Ankündigung der Geburt Christi

Am 25. März gedenken Christen der Verkündigung an die Gottesmutter Maria
Das Fest Verkündigung des Herrn - früher Verkündigung der Gottesmutter, Fest Mariä Verkündigung - am 25. März ist ausgelöst vom Fest der Geburt Christi am 25. Dezember. Genau neun Monate zuvor memoriert die Kirche die Verkündigung des Engels an Maria und ihre Antwort: "Ich bin die Magd des Herrn; mir geschehe, wie du es gesagt hast." Im 6. Jahrhundert in der Ostkirche gefeiert, wird das Fest im 7. Jahrhundert von der Westkirche übernommen.Heute wird auch dieses Fest nicht mehr als Marien-, sondern als Herrenfest gerechnet. Der Charakter des Tages als Christusfest hält auch die evangelische Bezeichnung Tag der Ankündigung der Geburt des Herrn fest. Andere Bezeichnungen für diesen Tag: Frauentag als sie verbodescheftet wart, Frauentag der Verkündigung, Frauentag in der Fasten, Marien empfanginge in der vasten, Marien engelgruss, Merzmesse, Plogmariendach.

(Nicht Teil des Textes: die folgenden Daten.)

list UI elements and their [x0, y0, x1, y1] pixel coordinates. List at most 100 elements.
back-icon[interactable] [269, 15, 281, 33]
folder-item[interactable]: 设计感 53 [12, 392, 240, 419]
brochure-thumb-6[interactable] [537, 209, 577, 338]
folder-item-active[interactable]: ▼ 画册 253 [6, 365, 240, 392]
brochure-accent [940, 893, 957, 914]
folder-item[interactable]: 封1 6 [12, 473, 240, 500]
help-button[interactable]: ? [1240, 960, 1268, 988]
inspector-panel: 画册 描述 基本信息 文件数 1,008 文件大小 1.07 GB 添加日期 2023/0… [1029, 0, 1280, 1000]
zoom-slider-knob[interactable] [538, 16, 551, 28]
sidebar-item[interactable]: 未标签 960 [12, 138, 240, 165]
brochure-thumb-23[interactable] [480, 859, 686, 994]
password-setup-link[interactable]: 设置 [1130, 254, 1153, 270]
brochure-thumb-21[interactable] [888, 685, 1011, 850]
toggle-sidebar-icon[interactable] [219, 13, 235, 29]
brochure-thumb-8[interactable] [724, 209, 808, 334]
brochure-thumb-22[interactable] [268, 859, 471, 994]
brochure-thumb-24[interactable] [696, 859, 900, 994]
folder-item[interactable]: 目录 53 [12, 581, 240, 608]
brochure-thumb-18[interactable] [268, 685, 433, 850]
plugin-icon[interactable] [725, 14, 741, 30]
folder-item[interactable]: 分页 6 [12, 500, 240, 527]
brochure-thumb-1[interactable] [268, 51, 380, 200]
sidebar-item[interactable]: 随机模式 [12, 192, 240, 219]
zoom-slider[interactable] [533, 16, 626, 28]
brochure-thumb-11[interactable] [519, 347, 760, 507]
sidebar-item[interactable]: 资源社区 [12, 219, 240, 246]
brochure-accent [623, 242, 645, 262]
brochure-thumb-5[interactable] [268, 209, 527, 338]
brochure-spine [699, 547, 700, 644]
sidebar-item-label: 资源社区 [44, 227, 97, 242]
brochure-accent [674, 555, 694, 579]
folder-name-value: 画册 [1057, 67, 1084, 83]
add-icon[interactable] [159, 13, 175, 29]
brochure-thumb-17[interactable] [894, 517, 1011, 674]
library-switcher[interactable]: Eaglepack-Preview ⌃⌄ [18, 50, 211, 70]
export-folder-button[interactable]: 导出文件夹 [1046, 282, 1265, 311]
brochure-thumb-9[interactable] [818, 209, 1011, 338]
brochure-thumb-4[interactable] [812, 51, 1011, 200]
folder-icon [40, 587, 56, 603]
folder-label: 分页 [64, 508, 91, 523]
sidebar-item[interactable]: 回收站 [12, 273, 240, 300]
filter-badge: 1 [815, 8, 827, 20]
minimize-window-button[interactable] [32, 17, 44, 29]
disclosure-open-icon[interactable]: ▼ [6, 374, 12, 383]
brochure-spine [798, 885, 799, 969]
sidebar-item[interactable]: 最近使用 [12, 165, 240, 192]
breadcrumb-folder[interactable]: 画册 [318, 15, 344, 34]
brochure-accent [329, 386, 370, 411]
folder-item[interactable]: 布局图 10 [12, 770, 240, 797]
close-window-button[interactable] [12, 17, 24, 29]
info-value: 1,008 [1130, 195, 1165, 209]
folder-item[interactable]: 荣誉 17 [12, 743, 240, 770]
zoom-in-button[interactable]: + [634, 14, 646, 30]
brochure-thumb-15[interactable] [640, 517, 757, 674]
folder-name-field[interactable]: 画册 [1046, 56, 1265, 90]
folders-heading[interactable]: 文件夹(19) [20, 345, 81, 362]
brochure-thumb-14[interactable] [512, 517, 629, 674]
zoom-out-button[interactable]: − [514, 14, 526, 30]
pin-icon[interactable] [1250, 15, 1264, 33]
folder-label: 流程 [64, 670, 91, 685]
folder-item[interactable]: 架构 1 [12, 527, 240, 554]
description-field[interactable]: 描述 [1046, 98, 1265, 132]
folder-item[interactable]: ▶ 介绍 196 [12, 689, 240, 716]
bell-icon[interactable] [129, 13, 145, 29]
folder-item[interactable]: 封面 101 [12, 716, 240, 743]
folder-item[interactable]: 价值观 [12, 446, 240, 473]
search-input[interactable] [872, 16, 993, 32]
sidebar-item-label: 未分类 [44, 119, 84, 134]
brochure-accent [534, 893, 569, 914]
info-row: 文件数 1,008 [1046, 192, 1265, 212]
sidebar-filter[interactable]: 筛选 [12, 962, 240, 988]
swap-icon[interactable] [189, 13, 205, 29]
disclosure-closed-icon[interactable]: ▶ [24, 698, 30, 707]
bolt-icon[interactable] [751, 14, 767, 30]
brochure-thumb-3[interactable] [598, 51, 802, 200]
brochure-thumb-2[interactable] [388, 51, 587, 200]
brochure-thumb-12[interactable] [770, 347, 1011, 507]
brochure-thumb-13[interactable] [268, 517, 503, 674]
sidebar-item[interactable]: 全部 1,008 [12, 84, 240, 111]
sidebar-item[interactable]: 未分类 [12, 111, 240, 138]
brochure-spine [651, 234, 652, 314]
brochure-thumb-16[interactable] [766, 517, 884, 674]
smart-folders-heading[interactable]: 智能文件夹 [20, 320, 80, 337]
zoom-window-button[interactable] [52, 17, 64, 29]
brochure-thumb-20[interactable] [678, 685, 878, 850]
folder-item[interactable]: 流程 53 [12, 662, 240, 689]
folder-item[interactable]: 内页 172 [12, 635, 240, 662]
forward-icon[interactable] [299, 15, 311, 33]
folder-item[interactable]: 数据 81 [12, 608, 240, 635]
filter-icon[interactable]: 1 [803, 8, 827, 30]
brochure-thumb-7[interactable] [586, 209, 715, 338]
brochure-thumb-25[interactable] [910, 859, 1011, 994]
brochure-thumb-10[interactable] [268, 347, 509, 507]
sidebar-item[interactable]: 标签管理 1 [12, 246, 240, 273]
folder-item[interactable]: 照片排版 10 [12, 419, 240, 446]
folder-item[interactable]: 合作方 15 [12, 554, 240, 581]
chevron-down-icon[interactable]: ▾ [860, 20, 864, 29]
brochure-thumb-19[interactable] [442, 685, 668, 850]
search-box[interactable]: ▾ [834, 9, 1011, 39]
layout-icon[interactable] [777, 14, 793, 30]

Christus als Sonne und aufgehendes Licht
Passend zum Festtag wurde früher am Vortag, dem 24. März, des Verkünders und Engels Gabriel gedacht. Der Gedenktag wurde auf den 29. September verlegt. Da Christus als Sonne und aufgehendes Licht gedeutet wurde, galt Maria Verkündigung, wenn die Geburt Christi verheißen wird, als Tag der Wiedergeburt des Lichtes, was die Natur in ihrem Jahreslauf eindrucksvoll bestätigte.
Noch einmal werden Frühlingsbräuche ausgeübt. Zeitweise und in bestimmten Gegenden galt der Tag als eigentlicher Frühlingsanfang. Die zum Frühjahr aus dem Süden heimkehrende Schwalbe gilt als das der heiligen Maria und Gottesmutter gewidmete Tier.